Il se dit qu’il ne fallait plus croire à rien, puisque, elle, Valentine, elle l’avait renié, oublié ; puisqu’elle n’avait pas eu la force de garder ses serments, la patience de l’attendre.

Dans son désespoir, il regrettait presque le Tom-Jones. Oui, il regretta le sinistre équipage négrier, sa vie d’aventures et d’émotions, les périls et les triomphes de ces audacieux forbans qui meurent sur des sacs de dollars, ou à vingt pieds en l’air, accrochés, au bout d’une vergue.

Mais il n’était pas homme à se laisser abattre.

— Gagnons donc de l’argent ! s’écria-t-il avec rage, puisqu’il n’y a que l’argent ici-bas qui ne trompe jamais.

Et il se mit à l’œuvre, avec une âpre activité, fouettée, chaque matin, par une volonté nouvelle.

Tous les moyens de fortune qu’offre aux aventureux l’empire du Brésil, Gaston les tenta.

Tour à tour, il spécula sur les peaux, il exploita une mine, il tenta des défrichements.
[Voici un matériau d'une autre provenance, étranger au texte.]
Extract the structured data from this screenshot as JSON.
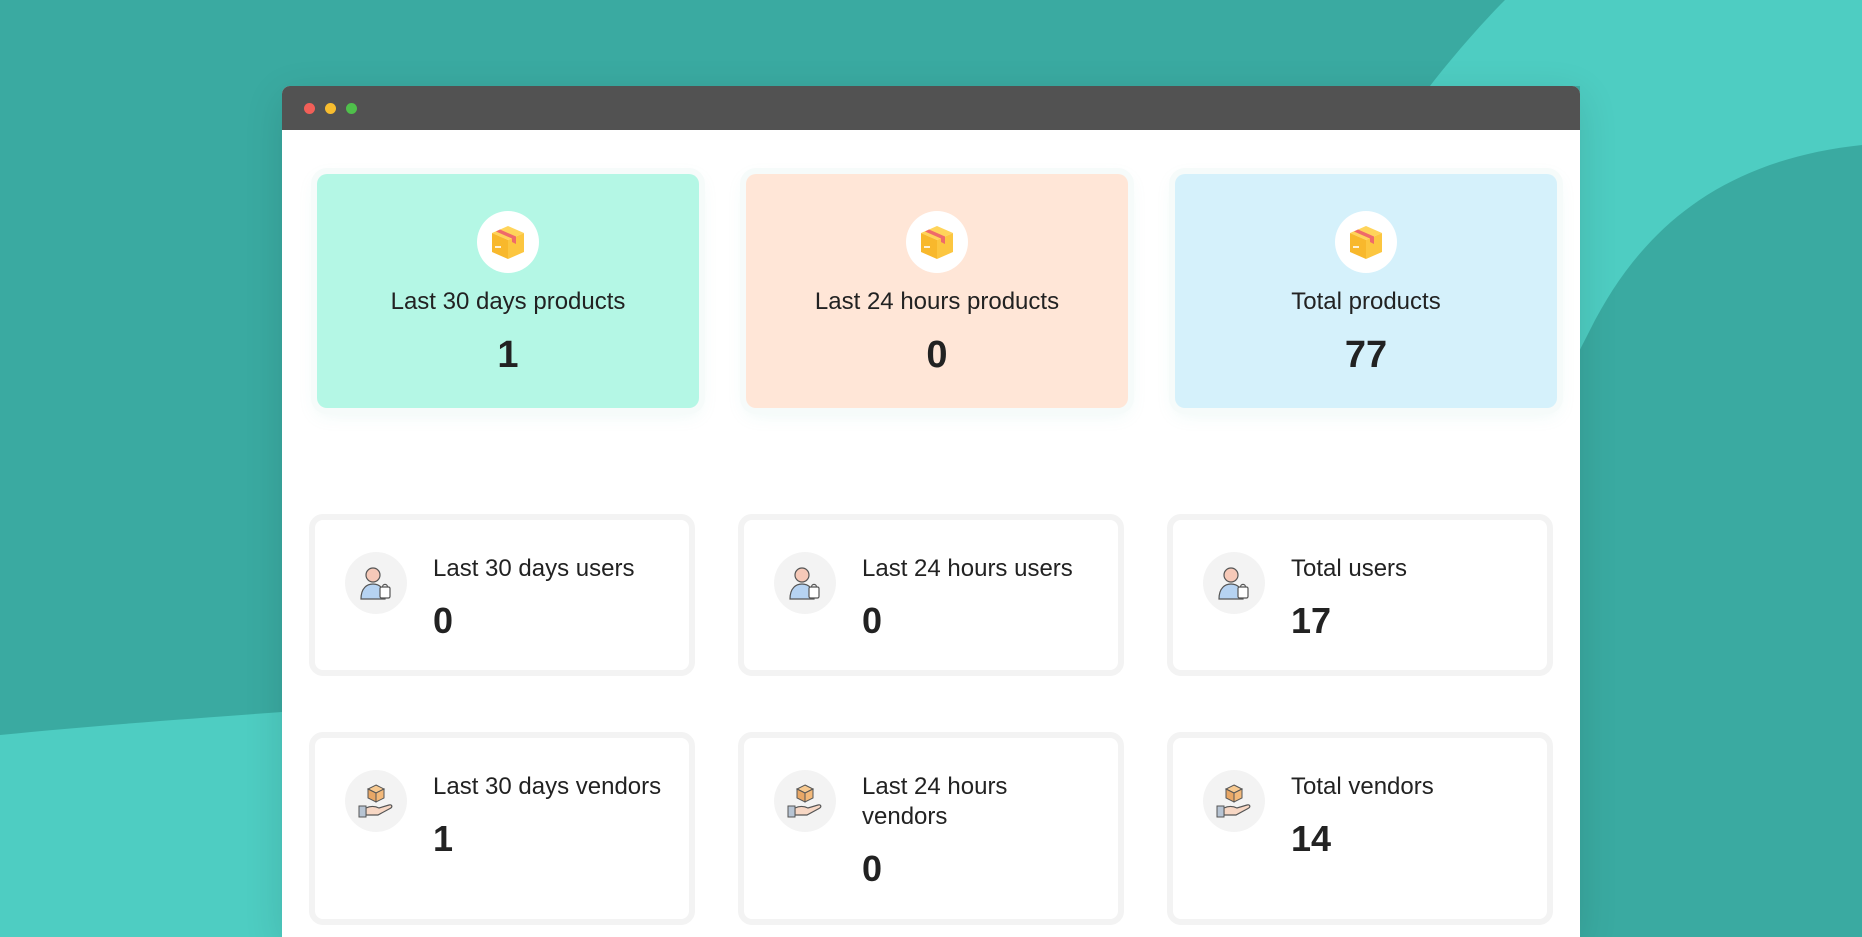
{
  "colors": {
    "background_teal": "#3aaaa1",
    "background_light_teal": "#4ecdc2",
    "titlebar": "#525252",
    "card_mint": "#b4f7e5",
    "card_peach": "#ffe6d7",
    "card_sky": "#d5f1fb"
  },
  "product_cards": [
    {
      "label": "Last 30 days products",
      "value": "1",
      "icon": "package-box-icon"
    },
    {
      "label": "Last 24 hours products",
      "value": "0",
      "icon": "package-box-icon"
    },
    {
      "label": "Total products",
      "value": "77",
      "icon": "package-box-icon"
    }
  ],
  "user_cards": [
    {
      "label": "Last 30 days users",
      "value": "0",
      "icon": "shopper-user-icon"
    },
    {
      "label": "Last 24 hours users",
      "value": "0",
      "icon": "shopper-user-icon"
    },
    {
      "label": "Total users",
      "value": "17",
      "icon": "shopper-user-icon"
    }
  ],
  "vendor_cards": [
    {
      "label": "Last 30 days vendors",
      "value": "1",
      "icon": "hand-box-vendor-icon"
    },
    {
      "label": "Last 24 hours vendors",
      "value": "0",
      "icon": "hand-box-vendor-icon"
    },
    {
      "label": "Total vendors",
      "value": "14",
      "icon": "hand-box-vendor-icon"
    }
  ]
}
Cinq fois il se coucha riche et se réveilla ruiné ; cinq fois, avec la patience du castor dont le courant emporte la hutte, il recommença l’édifice de sa fortune.

Enfin, après de longues, bien longues années de luttes, il possédait près d’un million réalisable, et de vastes étendues de terrain.

Il s’était dit que jamais il ne quitterait le Brésil, qu’il finirait ses jours à Rio ; il comptait sans cet amour du sol natal, qui jamais ne s’éteint dans le cœur d’un Français.

Riche, il voulut mourir en France.

Aussitôt il fit les démarches indiquées par sa situation. Il s’assura que, rentrant, il ne serait pas inquiété, réalisa ce qu’il put de son avoir, confia le reste à un correspondant et s’embarqua.